In dem Projektverbund Psychenet haben sich 60 Einrichtungen und Unternehmen im Hamburger Gesundheitswesen zusammengeschlossen, mit dem Ziel, die psychische Gesundheit der Hamburger zu fördern und psychische Erkrankungen früh zu erkennen und nachhaltig zu behandeln. Dafür ist Psychenet in unterschiedliche Teilprojekte gegliedert.

Neben der Aufklärungskampagne mit Plakaten gehört dazu auch das Internetportal www.psychenet.de . "Dieses bietet Aufklärung, Informationen über Therapieangebote und Bildung", sagte Prof. Martin Lambert, Leiter des Arbeitsbereichs Psychosen am UKE und stellvertretender wissenschaftlicher Sprecher von Psychenet.

In weiteren Teilprojekten geht es um die Verbesserung der Gesundheit im Betrieb, Unterstützung von Hausärzten durch speziell geschultes Personal und die Beteiligung von Betroffenen und Angehörigen.
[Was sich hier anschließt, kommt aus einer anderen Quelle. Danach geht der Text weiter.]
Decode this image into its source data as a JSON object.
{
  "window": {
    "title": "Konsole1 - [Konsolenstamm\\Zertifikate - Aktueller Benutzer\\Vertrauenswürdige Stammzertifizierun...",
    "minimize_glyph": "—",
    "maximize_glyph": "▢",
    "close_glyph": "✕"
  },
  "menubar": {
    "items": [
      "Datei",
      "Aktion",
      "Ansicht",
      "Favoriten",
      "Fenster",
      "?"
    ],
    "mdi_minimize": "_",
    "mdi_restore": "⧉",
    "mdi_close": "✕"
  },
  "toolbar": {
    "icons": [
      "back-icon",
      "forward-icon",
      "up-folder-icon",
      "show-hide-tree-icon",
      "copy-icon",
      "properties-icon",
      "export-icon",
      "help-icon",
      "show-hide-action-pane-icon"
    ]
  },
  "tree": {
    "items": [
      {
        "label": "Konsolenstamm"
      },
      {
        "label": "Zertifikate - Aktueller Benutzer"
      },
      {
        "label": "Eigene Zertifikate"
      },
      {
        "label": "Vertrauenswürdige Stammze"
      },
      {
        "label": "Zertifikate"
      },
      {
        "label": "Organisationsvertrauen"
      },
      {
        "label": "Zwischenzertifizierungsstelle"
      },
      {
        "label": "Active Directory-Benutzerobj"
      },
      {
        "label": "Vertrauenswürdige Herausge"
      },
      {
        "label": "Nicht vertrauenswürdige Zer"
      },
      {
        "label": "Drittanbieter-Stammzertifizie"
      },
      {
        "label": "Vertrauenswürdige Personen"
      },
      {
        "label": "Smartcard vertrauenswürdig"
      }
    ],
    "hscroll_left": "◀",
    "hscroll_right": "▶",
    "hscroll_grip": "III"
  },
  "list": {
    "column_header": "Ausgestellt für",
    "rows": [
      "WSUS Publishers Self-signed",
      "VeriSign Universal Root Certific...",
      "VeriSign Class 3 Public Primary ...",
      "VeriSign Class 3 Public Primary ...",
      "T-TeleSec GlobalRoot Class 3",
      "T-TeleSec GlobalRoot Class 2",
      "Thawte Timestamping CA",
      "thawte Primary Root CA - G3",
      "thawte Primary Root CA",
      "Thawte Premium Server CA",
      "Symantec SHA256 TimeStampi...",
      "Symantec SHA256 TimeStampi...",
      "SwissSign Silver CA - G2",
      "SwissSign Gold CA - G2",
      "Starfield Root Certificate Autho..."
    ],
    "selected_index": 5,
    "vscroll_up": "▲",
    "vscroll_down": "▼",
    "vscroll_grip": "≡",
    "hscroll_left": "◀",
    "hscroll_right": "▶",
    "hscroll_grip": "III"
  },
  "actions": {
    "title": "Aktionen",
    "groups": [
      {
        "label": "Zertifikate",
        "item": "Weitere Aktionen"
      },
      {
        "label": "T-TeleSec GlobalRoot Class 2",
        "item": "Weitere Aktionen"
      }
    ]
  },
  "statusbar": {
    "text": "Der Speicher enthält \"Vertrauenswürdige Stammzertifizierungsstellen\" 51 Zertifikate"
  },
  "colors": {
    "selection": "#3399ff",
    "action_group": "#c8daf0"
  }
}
Dabei konzentriert sich das Psychenet auf fünf Gesundheitsnetze zu folgenden Themen: Psychose, Depression, Alkohol im Jugendalter, Magersucht und Bulimie und somatoforme Störungen.

Rolf Sieck träumt auch heute noch mindestens einmal im Monat von der Arbeit. "Aber ich habe eine sehr gute Partnerschaft, und ich engagiere mich im Verein ,Irre menschlich'." Das ist ein Hamburger Verein, in dem Menschen mit psychischen Erkrankungen, Angehörige und Therapeuten gemeinsam Projekte zu den Themen seelische Gesundheit und psychische Krankheiten organisieren."